Do not be penny-wise and pound foolish – make sure you have proper legal counsel to advise you on the law and protect your interests.
Filing for divorce can be extremely stressful on you and your family (especially your children). It is important to be mentally prepared for the process.
A mental health professional can help you navigate through the range of emotions you will experience through a divorce. A mental health professional can also help you become self-sufficient, recommend relaxation outlets, and most importantly, counsel you on how to deal and interact with your children and soon to be former spouse.
As always, you should refrain from badmouthing your spouse in front of and/or to the children.
Even though it may difficult, you should always encourage a loving relationship between the children and your spouse.
Make copies of all your financial information (i.e. tax returns, bank statements, credit card statements, brokerage accounts, etc.) Once your spouse gets wind of an imminent “divorce”, access to these items may suddenly disappear, along with monies in the account. Additionally, take careful inventory of any safety deposit boxes valuables (such as jewelry) or “cash saved in the cookie jar”.
Financial entitlement is a common sticking point in a divorce.
This can become especially tricky when one party is self-employed, owns a business, or earns a significant portion of his/her income in cash or in-kind bartering. The more information at your lawyer’s disposal the better chances you have of receiving temporary support, recovering any money fraudulently transferred (if any), and eventually receive your proper entitlement.

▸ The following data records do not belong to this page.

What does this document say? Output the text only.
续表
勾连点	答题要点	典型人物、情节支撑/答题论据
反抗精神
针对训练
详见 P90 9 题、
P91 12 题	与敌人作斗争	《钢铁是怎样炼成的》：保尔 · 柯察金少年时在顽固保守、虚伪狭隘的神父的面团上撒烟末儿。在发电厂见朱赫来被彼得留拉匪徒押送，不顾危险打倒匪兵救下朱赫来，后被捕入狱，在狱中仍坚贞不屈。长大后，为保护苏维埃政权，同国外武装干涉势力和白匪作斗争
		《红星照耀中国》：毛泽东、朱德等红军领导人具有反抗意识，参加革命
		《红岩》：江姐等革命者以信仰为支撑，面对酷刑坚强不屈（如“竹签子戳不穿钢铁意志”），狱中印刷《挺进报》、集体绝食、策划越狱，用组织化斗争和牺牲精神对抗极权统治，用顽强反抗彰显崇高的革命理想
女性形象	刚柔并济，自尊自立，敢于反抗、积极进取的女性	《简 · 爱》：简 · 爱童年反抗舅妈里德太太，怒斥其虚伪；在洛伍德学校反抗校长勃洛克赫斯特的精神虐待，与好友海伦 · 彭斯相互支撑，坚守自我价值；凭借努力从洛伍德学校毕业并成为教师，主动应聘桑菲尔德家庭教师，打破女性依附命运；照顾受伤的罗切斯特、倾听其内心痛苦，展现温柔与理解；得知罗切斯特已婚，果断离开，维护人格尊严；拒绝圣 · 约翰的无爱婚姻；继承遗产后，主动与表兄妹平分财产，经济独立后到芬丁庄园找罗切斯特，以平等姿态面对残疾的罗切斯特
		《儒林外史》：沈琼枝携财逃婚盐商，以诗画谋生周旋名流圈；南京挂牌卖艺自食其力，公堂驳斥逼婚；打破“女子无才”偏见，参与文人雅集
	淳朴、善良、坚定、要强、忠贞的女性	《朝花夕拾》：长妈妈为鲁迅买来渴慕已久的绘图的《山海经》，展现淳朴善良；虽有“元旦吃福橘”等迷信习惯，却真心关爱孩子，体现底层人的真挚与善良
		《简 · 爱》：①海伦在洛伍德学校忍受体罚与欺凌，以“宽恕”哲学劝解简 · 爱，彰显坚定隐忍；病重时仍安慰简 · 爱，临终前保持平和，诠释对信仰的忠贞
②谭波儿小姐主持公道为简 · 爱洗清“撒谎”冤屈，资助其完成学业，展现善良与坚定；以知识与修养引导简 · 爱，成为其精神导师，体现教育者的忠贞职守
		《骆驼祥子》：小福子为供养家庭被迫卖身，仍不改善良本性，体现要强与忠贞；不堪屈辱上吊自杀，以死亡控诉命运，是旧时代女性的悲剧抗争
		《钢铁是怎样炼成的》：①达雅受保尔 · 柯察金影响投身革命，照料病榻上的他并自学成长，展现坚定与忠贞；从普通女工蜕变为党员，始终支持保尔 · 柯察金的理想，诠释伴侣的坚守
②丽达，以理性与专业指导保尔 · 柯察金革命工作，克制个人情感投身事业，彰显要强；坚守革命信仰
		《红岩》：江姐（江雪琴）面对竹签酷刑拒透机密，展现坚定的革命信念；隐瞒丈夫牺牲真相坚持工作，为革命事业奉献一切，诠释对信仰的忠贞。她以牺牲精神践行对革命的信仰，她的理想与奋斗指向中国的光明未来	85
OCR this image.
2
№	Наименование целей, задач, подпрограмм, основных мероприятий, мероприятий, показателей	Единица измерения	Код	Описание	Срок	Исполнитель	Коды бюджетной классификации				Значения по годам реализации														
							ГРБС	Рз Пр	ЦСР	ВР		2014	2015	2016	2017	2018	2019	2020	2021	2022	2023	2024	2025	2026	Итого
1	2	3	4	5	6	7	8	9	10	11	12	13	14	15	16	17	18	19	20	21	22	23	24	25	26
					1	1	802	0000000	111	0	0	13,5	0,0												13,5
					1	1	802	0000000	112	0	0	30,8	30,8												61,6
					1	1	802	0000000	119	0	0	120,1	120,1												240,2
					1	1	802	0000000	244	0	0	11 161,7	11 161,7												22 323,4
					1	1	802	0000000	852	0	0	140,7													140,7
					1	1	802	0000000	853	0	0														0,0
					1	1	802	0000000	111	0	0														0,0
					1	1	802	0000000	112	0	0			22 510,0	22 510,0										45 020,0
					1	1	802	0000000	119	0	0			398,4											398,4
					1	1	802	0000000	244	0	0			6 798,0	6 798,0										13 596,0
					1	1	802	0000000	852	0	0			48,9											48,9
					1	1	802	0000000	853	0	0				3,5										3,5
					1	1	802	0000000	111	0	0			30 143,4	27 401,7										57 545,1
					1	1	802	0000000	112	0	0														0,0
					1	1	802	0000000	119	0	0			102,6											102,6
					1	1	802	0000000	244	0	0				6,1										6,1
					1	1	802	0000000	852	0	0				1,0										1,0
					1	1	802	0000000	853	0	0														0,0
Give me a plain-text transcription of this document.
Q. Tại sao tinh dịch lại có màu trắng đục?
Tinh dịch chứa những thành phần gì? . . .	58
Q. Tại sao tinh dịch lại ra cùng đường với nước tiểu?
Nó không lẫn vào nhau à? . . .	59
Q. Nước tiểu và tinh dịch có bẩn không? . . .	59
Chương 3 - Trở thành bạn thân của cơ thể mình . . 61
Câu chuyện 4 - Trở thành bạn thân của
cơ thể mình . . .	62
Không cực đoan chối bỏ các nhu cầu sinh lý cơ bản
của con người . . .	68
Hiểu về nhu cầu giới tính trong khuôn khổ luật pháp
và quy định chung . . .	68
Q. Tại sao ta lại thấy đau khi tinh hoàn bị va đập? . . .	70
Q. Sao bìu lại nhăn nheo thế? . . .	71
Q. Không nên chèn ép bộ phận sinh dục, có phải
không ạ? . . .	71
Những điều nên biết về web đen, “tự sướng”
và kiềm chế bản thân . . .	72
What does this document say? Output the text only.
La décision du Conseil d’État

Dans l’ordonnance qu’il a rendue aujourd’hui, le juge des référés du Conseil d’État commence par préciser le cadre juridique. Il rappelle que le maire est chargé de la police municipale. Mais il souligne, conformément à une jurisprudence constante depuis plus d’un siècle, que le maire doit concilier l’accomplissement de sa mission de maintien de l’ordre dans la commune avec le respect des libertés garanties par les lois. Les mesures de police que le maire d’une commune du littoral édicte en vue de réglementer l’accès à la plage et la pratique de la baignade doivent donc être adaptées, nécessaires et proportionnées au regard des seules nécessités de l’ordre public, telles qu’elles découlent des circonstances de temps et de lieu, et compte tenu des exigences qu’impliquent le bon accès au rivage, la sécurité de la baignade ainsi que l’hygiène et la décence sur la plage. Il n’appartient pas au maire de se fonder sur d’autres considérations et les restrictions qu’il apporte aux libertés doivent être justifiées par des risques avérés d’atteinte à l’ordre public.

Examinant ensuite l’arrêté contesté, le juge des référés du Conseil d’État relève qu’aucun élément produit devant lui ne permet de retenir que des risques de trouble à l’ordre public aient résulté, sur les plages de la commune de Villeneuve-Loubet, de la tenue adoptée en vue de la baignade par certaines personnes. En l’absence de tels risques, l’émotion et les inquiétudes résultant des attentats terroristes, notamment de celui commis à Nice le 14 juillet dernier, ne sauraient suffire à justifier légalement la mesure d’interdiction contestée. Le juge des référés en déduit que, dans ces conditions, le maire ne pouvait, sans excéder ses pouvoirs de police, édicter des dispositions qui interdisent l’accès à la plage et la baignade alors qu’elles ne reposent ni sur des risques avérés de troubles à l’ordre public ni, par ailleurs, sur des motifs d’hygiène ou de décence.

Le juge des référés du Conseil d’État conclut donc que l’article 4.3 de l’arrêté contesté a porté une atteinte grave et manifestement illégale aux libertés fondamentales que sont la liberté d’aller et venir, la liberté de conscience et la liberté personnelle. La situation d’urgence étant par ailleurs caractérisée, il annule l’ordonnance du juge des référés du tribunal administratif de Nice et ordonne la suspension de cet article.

Do not move out of the marital home before speaking with an experienced divorce attorney. It is more likely the Court will afford you exclusive possession of the marital home if you are residing in the marital home prior to filing for divorce.
Once you move out of the marital home, you may have a difficult time moving back in. In the event you or your children are the victim of domestic abuse, there may be other options at your disposal, such as an injunction against domestic violence which is commonly referred to as a “restraining order.”
That being said, you and your children’s safety should always remain the top priority.
Divorces can be expensive. If your spouse moves out of the marital home, you may be left paying the bills (i.e. mortgage, electric, utilities, etc.) if and until the Court awards you temporary support.
An experienced divorce attorney will be able to determine the likelihood of the Court awarding you temporary support from your spouse. Also, your lawyer will require a retainer to begin working on your case.
If you are considering moving out of the marital home, you will need money for rent, a security deposit, and common household items, such as a bed. Additionally, you should obtain a credit card in your name only. If your credit is poor, begin to pay down outstanding bills and improve your credit rating.
Your spouse may refuse to pay for anything without a Court Order. Plan for the worst – make sure you have a financial cushion at your disposal.
Remove all personal items from the marital residence which cannot be monetarily replaced to a secure location. Such items may include photos, videos, and family heirlooms. You can always buy a new television, but you cannot replace your grandmother’s antique vase.
Remember, you may want to accomplish these steps prior to discussing a possible divorce with your spouse. Once a divorce is “on the table”, these steps become much more difficult to accomplish.
Completing these steps prior to divorce will inevitably save you a tremendous amount of time, stress, and aggravation in the months ahead and possibly ensure you and your children’s financial future.